The KDB module should be independently opened in each worker process (rather than opening it once and cloning the resulting process state). It is also probably a good idea to open and then close the KDB module in the supervisor, prior to starting worker processes, in order to get a more controlled failure if the KDB module is misconfigured.
The logging code would need to be examined to make sure that concurrent access to the same logging sinks would not create problems.

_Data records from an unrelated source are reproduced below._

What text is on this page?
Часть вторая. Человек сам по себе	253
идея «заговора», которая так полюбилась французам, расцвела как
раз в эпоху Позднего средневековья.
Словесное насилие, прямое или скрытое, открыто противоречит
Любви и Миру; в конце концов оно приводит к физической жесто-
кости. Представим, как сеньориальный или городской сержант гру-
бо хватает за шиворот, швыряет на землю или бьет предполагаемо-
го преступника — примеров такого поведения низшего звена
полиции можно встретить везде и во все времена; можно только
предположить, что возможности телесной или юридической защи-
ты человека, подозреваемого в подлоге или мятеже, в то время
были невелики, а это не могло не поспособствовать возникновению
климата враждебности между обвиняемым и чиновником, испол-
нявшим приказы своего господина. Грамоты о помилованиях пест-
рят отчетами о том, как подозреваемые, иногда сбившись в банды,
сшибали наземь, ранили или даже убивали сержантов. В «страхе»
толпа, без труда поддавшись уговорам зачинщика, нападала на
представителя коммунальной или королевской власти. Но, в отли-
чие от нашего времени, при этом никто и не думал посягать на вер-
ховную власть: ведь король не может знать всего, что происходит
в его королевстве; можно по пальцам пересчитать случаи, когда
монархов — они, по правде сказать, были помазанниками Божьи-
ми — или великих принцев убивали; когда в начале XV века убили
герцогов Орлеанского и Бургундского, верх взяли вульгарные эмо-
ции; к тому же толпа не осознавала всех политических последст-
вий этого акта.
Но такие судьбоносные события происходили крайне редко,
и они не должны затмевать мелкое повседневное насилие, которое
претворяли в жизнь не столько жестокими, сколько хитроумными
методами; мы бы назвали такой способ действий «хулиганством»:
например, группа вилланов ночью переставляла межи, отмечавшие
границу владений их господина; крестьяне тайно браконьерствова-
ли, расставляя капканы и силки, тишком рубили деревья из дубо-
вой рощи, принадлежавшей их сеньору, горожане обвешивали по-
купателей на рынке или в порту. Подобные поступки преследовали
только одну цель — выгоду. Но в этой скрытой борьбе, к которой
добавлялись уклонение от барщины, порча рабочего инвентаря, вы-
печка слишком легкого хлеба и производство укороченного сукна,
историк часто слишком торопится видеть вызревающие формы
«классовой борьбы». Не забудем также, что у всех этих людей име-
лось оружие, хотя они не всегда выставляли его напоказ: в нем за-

Additional attention to bug #1671 (no file locking used by replay cache) may be necessary to evaluate whether there is a security impact on a multi-process KDC, keeping in mind that allowing one replay to each independent KDC processes is typically not considered a serious security threat in master/slave scenarios.
Testing Plan
In most test scenarios, requests are processed too quickly by the KDC to measure any difference in behavior from a multi-process worker model. It should be possible to test this by hand by temporarily modifying the BDB back end to sleep() for a minute when looking up a particular principal name such as "slowuser". While testing, note that libkrb5 will retry requests after a timeout, so a single "kinit slowuser" will cause multiple worker processes to block unless the retry logic is disabled in the client code. Client retry logic can be disabled in lib/krb5/os/sendto_kdc.c by changing MAX_PASS from 3 to 1 and changing all assignments to socktype2 to 0 (e.g. instead of SOCK_STREAM).
Automated testing of this functionality would be pretty tricky; we would need a special stub KDB back end to cause worker processes to block, as well as a way to control the client retry loop.
Schedule
This project is currently on the back burner.